Prep time: 15 mins + chilling
Cook time: 15 mins (to roast the nuts)
Serves: 10-12
Ingredients
- 1½ cups shelled hazelnuts or other nuts
- 375g white chocolate
- 375g best quality dark chocolate
- 2 tsp finely ground espresso coffee beans
Method
- Line a shallow baking tray or roasting dish measuring at least 35 x 25cm with baking paper.
- Roast the hazelnuts at 180°C for 12-15 minutes until they smell aromatic. Allow to cool and then rub off the loose skins in a clean teatowel. (Don’t worry about doing a perfect job – they don’t need to be fully skinned).
- Place the white chocolate in a double boiler or microwave and melt (if using a microwave, heat for about 2 minutes, stirring after 1 minute and then every 30 seconds until chocolate is melted and smooth).
- Melt the dark chocolate in a separate bowl, using the same method. It tends to take a little longer.

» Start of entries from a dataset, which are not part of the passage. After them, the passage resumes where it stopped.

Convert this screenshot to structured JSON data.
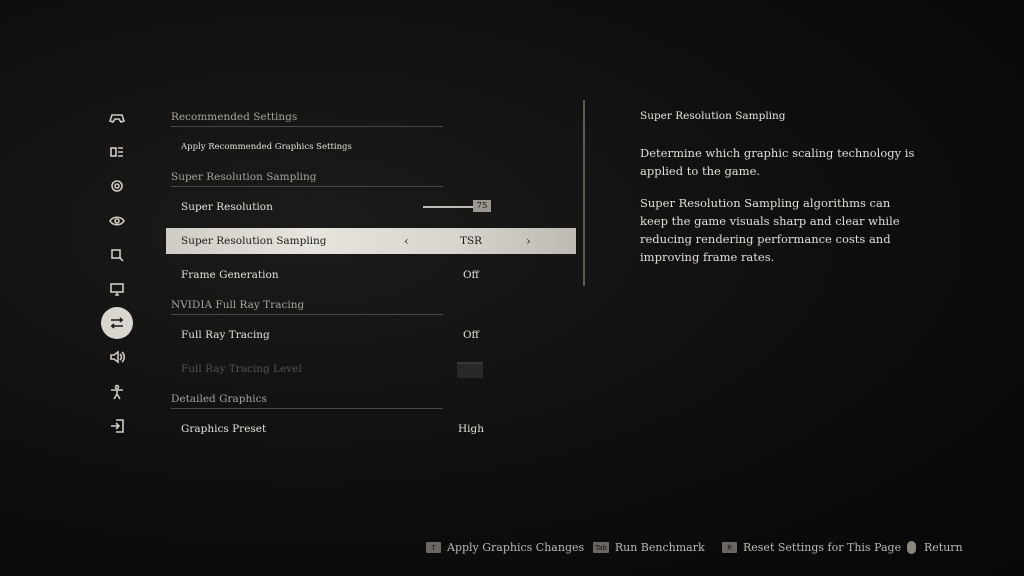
{
  "nav": [
    {
      "id": "gamepad",
      "icon": "gamepad-icon",
      "active": false
    },
    {
      "id": "display",
      "icon": "display-mode-icon",
      "active": false
    },
    {
      "id": "camera",
      "icon": "camera-icon",
      "active": false
    },
    {
      "id": "visibility",
      "icon": "eye-icon",
      "active": false
    },
    {
      "id": "search",
      "icon": "magnifier-icon",
      "active": false
    },
    {
      "id": "monitor",
      "icon": "monitor-icon",
      "active": false
    },
    {
      "id": "graphics",
      "icon": "sliders-icon",
      "active": true
    },
    {
      "id": "audio",
      "icon": "speaker-icon",
      "active": false
    },
    {
      "id": "accessibility",
      "icon": "accessibility-icon",
      "active": false
    },
    {
      "id": "exit",
      "icon": "exit-icon",
      "active": false
    }
  ],
  "settings": {
    "section_recommended": "Recommended Settings",
    "apply_recommended": "Apply Recommended Graphics Settings",
    "section_srs": "Super Resolution Sampling",
    "super_resolution": {
      "label": "Super Resolution",
      "value": "75",
      "level": 0.75
    },
    "srs": {
      "label": "Super Resolution Sampling",
      "value": "TSR"
    },
    "frame_generation": {
      "label": "Frame Generation",
      "value": "Off"
    },
    "section_rt": "NVIDIA Full Ray Tracing",
    "full_ray_tracing": {
      "label": "Full Ray Tracing",
      "value": "Off"
    },
    "rt_level": {
      "label": "Full Ray Tracing Level"
    },
    "section_detailed": "Detailed Graphics",
    "graphics_preset": {
      "label": "Graphics Preset",
      "value": "High"
    }
  },
  "description": {
    "title": "Super Resolution Sampling",
    "p1": "Determine which graphic scaling technology is applied to the game.",
    "p2": "Super Resolution Sampling algorithms can keep the game visuals sharp and clear while reducing rendering performance costs and improving frame rates."
  },
  "footer": {
    "apply": {
      "key": "T",
      "label": "Apply Graphics Changes"
    },
    "benchmark": {
      "key": "Tab",
      "label": "Run Benchmark"
    },
    "reset": {
      "key": "R",
      "label": "Reset Settings for This Page"
    },
    "return": {
      "label": "Return"
    }
  }
}
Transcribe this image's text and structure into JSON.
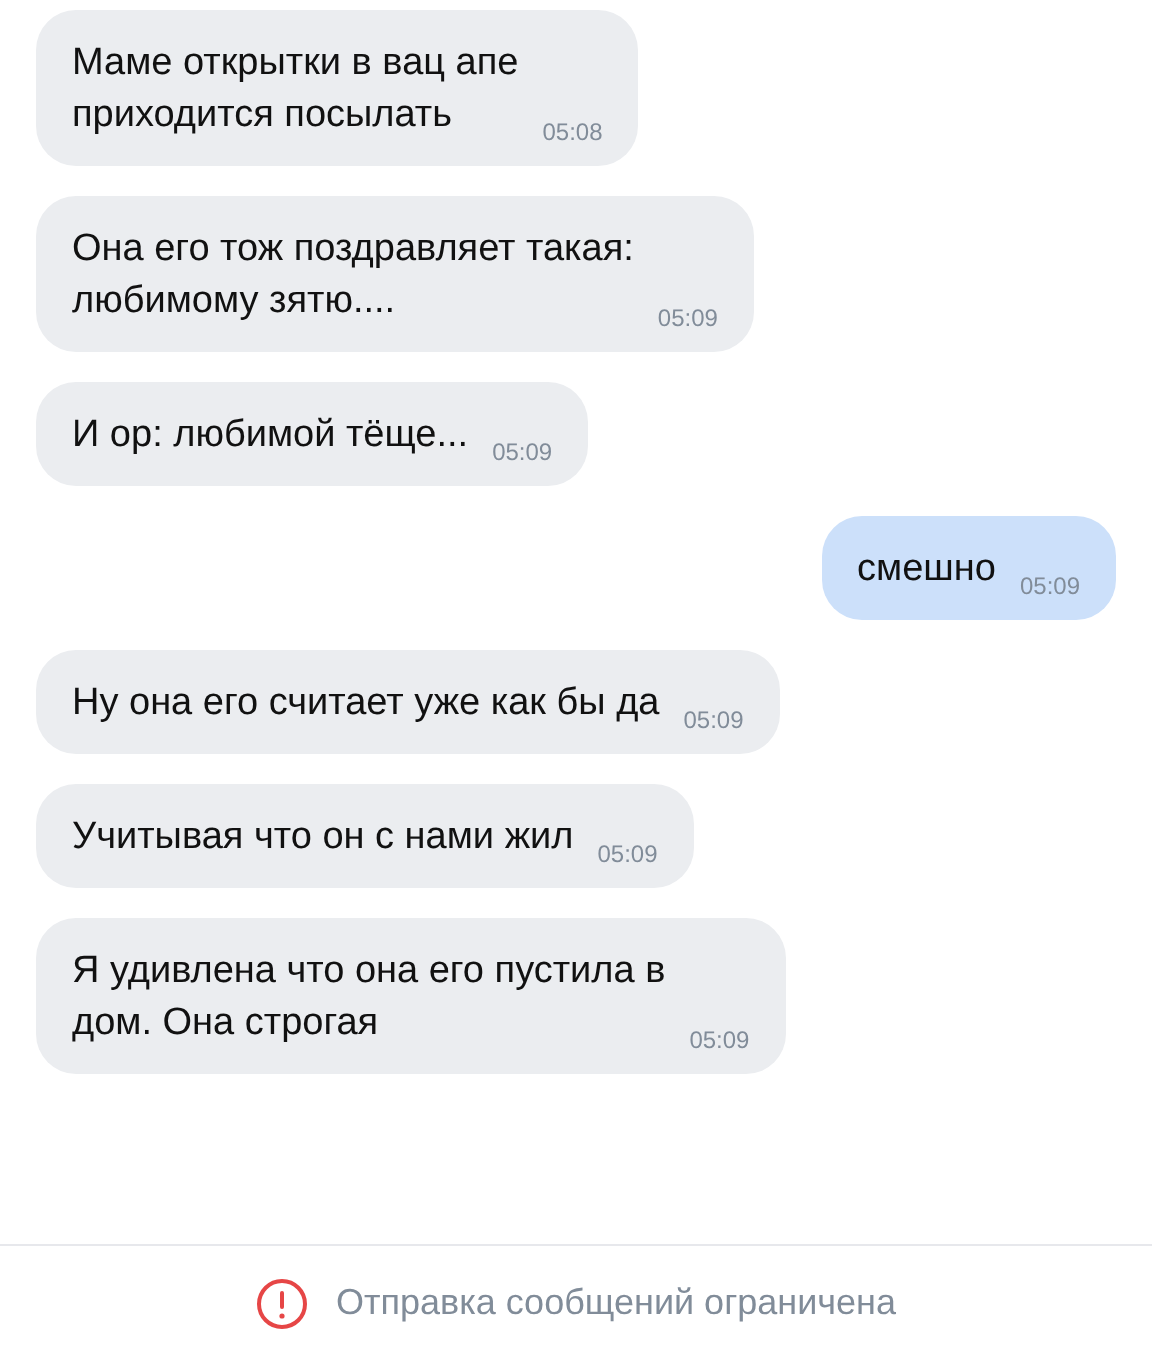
{
  "messages": [
    {
      "kind": "incoming",
      "lines": [
        "Маме открытки в вац апе",
        "приходится посылать"
      ],
      "time": "05:08"
    },
    {
      "kind": "incoming",
      "lines": [
        "Она его тож поздравляет такая:",
        "любимому зятю...."
      ],
      "time": "05:09"
    },
    {
      "kind": "incoming",
      "lines": [
        "И ор: любимой тёще..."
      ],
      "time": "05:09"
    },
    {
      "kind": "outgoing",
      "lines": [
        "смешно"
      ],
      "time": "05:09"
    },
    {
      "kind": "incoming",
      "lines": [
        "Ну она его считает уже как бы да"
      ],
      "time": "05:09"
    },
    {
      "kind": "incoming",
      "lines": [
        "Учитывая что он с нами жил"
      ],
      "time": "05:09"
    },
    {
      "kind": "incoming",
      "lines": [
        "Я удивлена что она его пустила в",
        "дом. Она строгая"
      ],
      "time": "05:09"
    }
  ],
  "footer": {
    "notice": "Отправка сообщений ограничена"
  }
}
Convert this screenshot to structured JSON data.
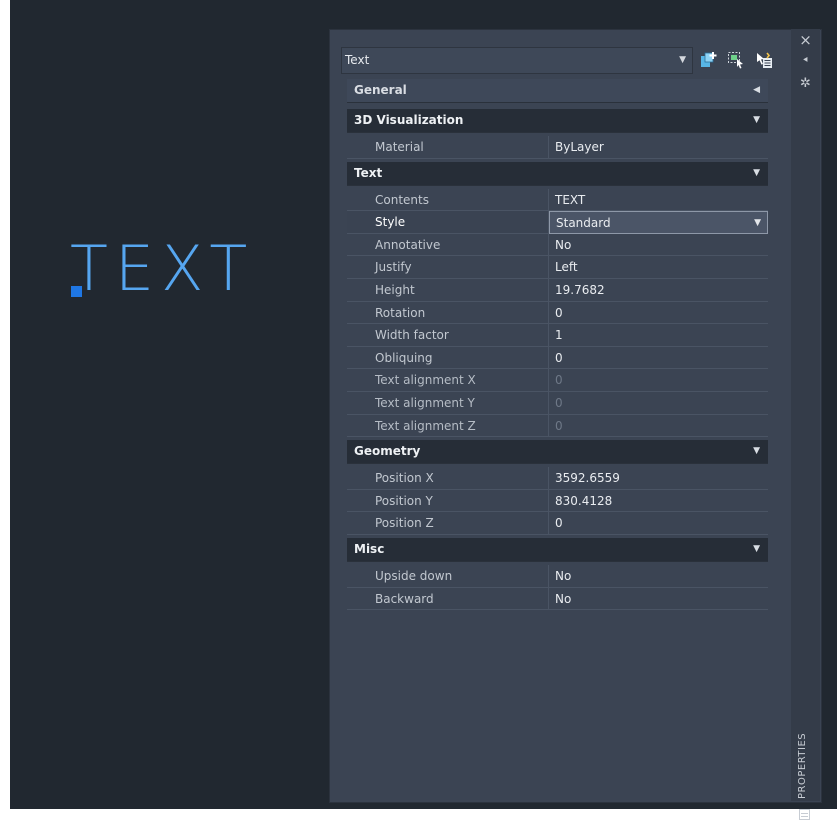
{
  "canvas": {
    "text": "TEXT",
    "grip_color": "#1f77e4",
    "text_color": "#56a6f0"
  },
  "palette": {
    "object_selector": "Text",
    "title": "PROPERTIES",
    "strip_buttons": {
      "close": "×",
      "autohide": "⯇",
      "settings": "✲"
    },
    "toolbar": [
      "toggle-pickadd-icon",
      "select-objects-icon",
      "quick-select-icon"
    ],
    "categories": {
      "general": {
        "label": "General"
      },
      "visualization": {
        "label": "3D Visualization",
        "rows": [
          {
            "name": "Material",
            "value": "ByLayer"
          }
        ]
      },
      "text": {
        "label": "Text",
        "rows": [
          {
            "name": "Contents",
            "value": "TEXT"
          },
          {
            "name": "Style",
            "value": "Standard"
          },
          {
            "name": "Annotative",
            "value": "No"
          },
          {
            "name": "Justify",
            "value": "Left"
          },
          {
            "name": "Height",
            "value": "19.7682"
          },
          {
            "name": "Rotation",
            "value": "0"
          },
          {
            "name": "Width factor",
            "value": "1"
          },
          {
            "name": "Obliquing",
            "value": "0"
          },
          {
            "name": "Text alignment X",
            "value": "0"
          },
          {
            "name": "Text alignment Y",
            "value": "0"
          },
          {
            "name": "Text alignment Z",
            "value": "0"
          }
        ]
      },
      "geometry": {
        "label": "Geometry",
        "rows": [
          {
            "name": "Position X",
            "value": "3592.6559"
          },
          {
            "name": "Position Y",
            "value": "830.4128"
          },
          {
            "name": "Position Z",
            "value": "0"
          }
        ]
      },
      "misc": {
        "label": "Misc",
        "rows": [
          {
            "name": "Upside down",
            "value": "No"
          },
          {
            "name": "Backward",
            "value": "No"
          }
        ]
      }
    }
  }
}
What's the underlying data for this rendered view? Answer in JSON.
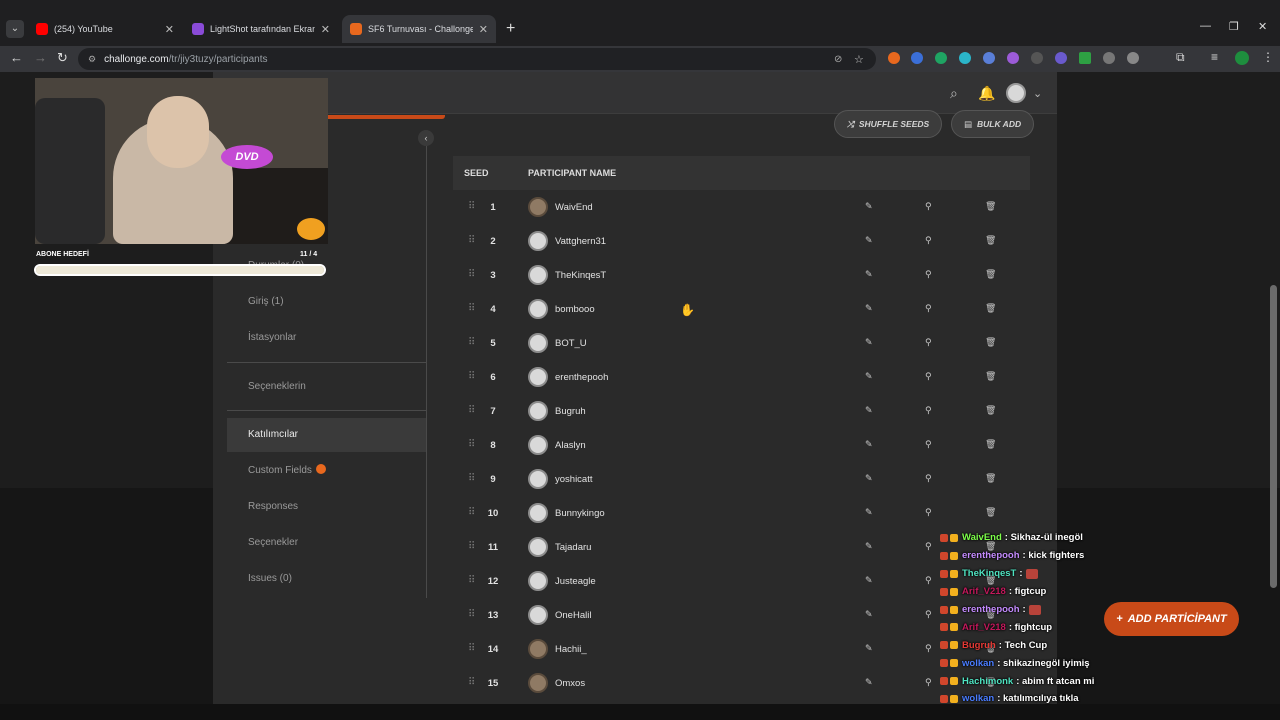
{
  "browser": {
    "tabs": [
      {
        "title": "(254) YouTube",
        "color": "#ff0000"
      },
      {
        "title": "LightShot tarafından Ekran Gör",
        "color": "#8a4bd8"
      },
      {
        "title": "SF6 Turnuvası - Challonge",
        "color": "#e8681e"
      }
    ],
    "new_tab": "+",
    "url_host": "challonge.com",
    "url_path": "/tr/jiy3tuzy/participants"
  },
  "toolbar": {
    "shuffle_label": "SHUFFLE SEEDS",
    "bulk_label": "BULK ADD"
  },
  "sidebar": {
    "items": [
      {
        "label": "...esi"
      },
      {
        "label": "Durumlar (0)"
      },
      {
        "label": "Giriş (1)"
      },
      {
        "label": "İstasyonlar"
      },
      {
        "label": "Seçeneklerin"
      },
      {
        "label": "Katılımcılar"
      },
      {
        "label": "Custom Fields"
      },
      {
        "label": "Responses"
      },
      {
        "label": "Seçenekler"
      },
      {
        "label": "Issues (0)"
      }
    ]
  },
  "table": {
    "col_seed": "SEED",
    "col_name": "PARTICIPANT NAME",
    "rows": [
      {
        "seed": "1",
        "name": "WaivEnd",
        "photo": true
      },
      {
        "seed": "2",
        "name": "Vattghern31",
        "photo": false
      },
      {
        "seed": "3",
        "name": "TheKinqesT",
        "photo": false
      },
      {
        "seed": "4",
        "name": "bombooo",
        "photo": false
      },
      {
        "seed": "5",
        "name": "BOT_U",
        "photo": false
      },
      {
        "seed": "6",
        "name": "erenthepooh",
        "photo": false
      },
      {
        "seed": "7",
        "name": "Bugruh",
        "photo": false
      },
      {
        "seed": "8",
        "name": "Alaslyn",
        "photo": false
      },
      {
        "seed": "9",
        "name": "yoshicatt",
        "photo": false
      },
      {
        "seed": "10",
        "name": "Bunnykingo",
        "photo": false
      },
      {
        "seed": "11",
        "name": "Tajadaru",
        "photo": false
      },
      {
        "seed": "12",
        "name": "Justeagle",
        "photo": false
      },
      {
        "seed": "13",
        "name": "OneHalil",
        "photo": false
      },
      {
        "seed": "14",
        "name": "Hachii_",
        "photo": true
      },
      {
        "seed": "15",
        "name": "Omxos",
        "photo": true
      }
    ]
  },
  "stream": {
    "dvd_text": "DVD",
    "goal_label": "ABONE HEDEFİ",
    "goal_count": "11 / 4",
    "goal_progress": 1.0
  },
  "chat": [
    {
      "user": "WaivEnd",
      "color": "#7dff4a",
      "msg": ": Sikhaz-ül inegöl"
    },
    {
      "user": "erenthepooh",
      "color": "#c58cff",
      "msg": ": kick fighters"
    },
    {
      "user": "TheKinqesT",
      "color": "#4fe3c1",
      "msg": ":",
      "emote": true
    },
    {
      "user": "Arif_V218",
      "color": "#c2185b",
      "msg": ": figtcup"
    },
    {
      "user": "erenthepooh",
      "color": "#c58cff",
      "msg": ":",
      "emote": true
    },
    {
      "user": "Arif_V218",
      "color": "#c2185b",
      "msg": ": fightcup"
    },
    {
      "user": "Bugruh",
      "color": "#e53935",
      "msg": ": Tech Cup"
    },
    {
      "user": "wolkan",
      "color": "#4a7dff",
      "msg": ": shikazinegöl iyimiş"
    },
    {
      "user": "Hachimonk",
      "color": "#4fe3c1",
      "msg": ": abim ft atcan mi"
    },
    {
      "user": "wolkan",
      "color": "#4a7dff",
      "msg": ": katılımcılıya tıkla"
    }
  ],
  "add_participant_label": "ADD PARTİCİPANT"
}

- Mix most of the hazelnuts into the melted white chocolate. Roughly mark 5 long rows onto the lined tray. Spread the white chocolate mix into the 2nd and 4th rows. Sprinkle extra nuts where needed.
- Mix the ground coffee into the dark chocolate. Spread this mixture into the other 3 rows. Pull a knife across the rows 3 or 4 times each way to create swirls.
- Chill until set and then cut or break into chunks. Serve on a platter with coffee or accompany with fresh berries.